Cette nuit, ce ne fut pas à cause du somnambulisme que Duncan se retrouva aux côtés de son père, celui-ci était au salon à boire encore pour oublier.
« Paps… Ce n’était pas un accident… » « Duncan… » « Je sais pas, je me suis transformé en Mister Freeze tu sais… Mais sans l’armure moche ni le pistolet givrant… » « Tu veux dire… » « Je sais même pas ce que je veux dire en fait… » « Moi je sais… tu es comme ta mère… Un kitsune. » « A tes souhaits. Comme Mams ? » « Un kitsune. » « Donc t’as pas éternué. » « Non je n’ai pas éternué nigaud. »Leur conversation dura toute la nuit, la plus longue qu’ils n’aient jamais eue. Et pourtant, son père ne savait rien des kitsunes. Rien de bien concrets. Lui n’était qu’un simple humain qui s’était épris de cette femme qui avait fini par lui avouer ce qu’elle était. Qui avait mis naissance à ce fils dont elle ne voulait pas et qu’elle était morte apparemment chassée. A moins qu’il soit courant de se suicider en se plantant une barre dans le cœur. Et bien que Duncan ait désormais un nom sur ce qu’il était, il n’en restait pas plus avancé. Car ni lui, ni son père ne savaient clairement ce que cela impliquait…
Chapter IV
Duncan était très loin d’avoir la classe et l’assurance de Mister Freeze. Vraiment très loin. Autant dire qu’il était l’opposé parfait de ce vilain. Bien qu’il ne soit pas non plus du genre à user de ses pouvoirs pour être un ange gardien.

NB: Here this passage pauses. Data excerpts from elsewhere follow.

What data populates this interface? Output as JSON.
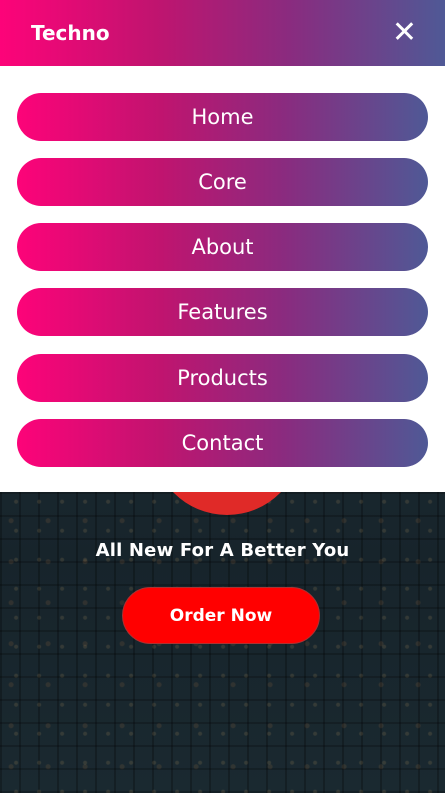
{
  "header": {
    "brand": "Techno",
    "close_icon": "close-icon"
  },
  "menu": {
    "items": [
      {
        "label": "Home"
      },
      {
        "label": "Core"
      },
      {
        "label": "About"
      },
      {
        "label": "Features"
      },
      {
        "label": "Products"
      },
      {
        "label": "Contact"
      }
    ]
  },
  "hero": {
    "tagline": "All New For A Better You",
    "order_button": "Order Now"
  },
  "colors": {
    "gradient_start": "#fd0379",
    "gradient_end": "#4f5996",
    "order_button": "#ff0000"
  }
}
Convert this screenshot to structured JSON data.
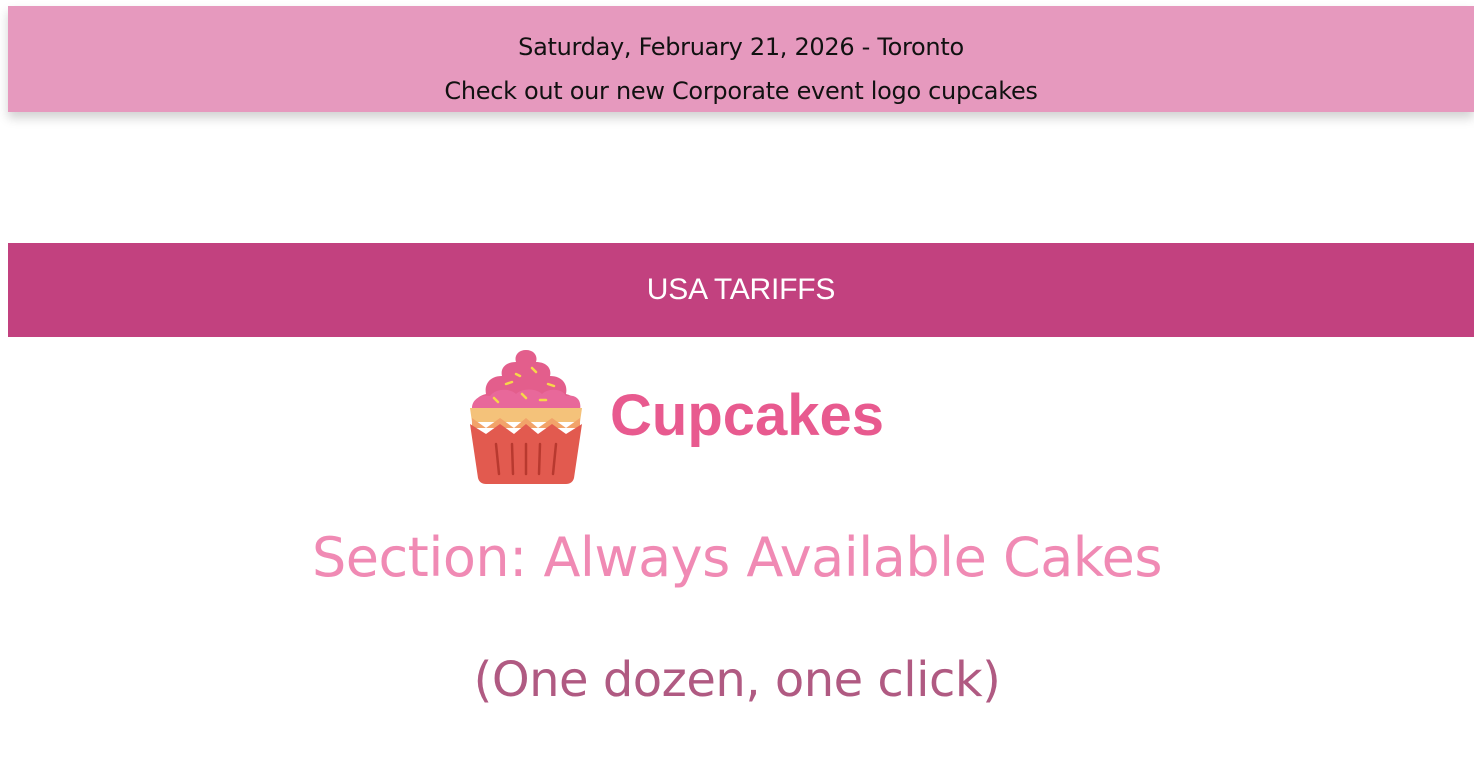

Il devait apprendre seul, son père ne parvenait pas à l’aider, ne connaissait presque rien de ce qu’était son fils et le jeune homme craignait trop de lui faire du mal pour le laisser assister à ses séances d’entraînement. D’entraînement… De bordel complet plutôt… Ses pouvoirs agissaient en fonction de ses émotions. Autant dire que Duncan éprouvait quelques difficultés à les contrôler, aussi bien ses émotions et donc ses pouvoirs de kitsune de glace. Il aimait ces capacités, il rêvait de les maîtriser, de pouvoir faire tant avec. Mais c’est toujours plus simple à dire qu’à faire.
Mais avec cette découverte de nature, le caractère de Duncan connu quelques modifications. Il ne restait plus silencieux lorsque d’autres se moquaient de lui ou jouaient un peu trop avec ses nerfs, se servant de son sarcasme et sa franchise pour les remettre à leur place ou fermer leurs clapets. Mais c’était aussi et surtout pour que son énervement ne soit pas si fort qu’il l’emporte et crée de nouveaux ‘accidents’ comme avec Madame Marcou… Sachant qu’il risquait de s’emporter, de les attaquer, de leur faire du mal, il préférait s’isoler de plus belle sans pour autant leur laisser plus de chances de s’acharner sur lui et finir par le traiter, eux-aussi, de monstre.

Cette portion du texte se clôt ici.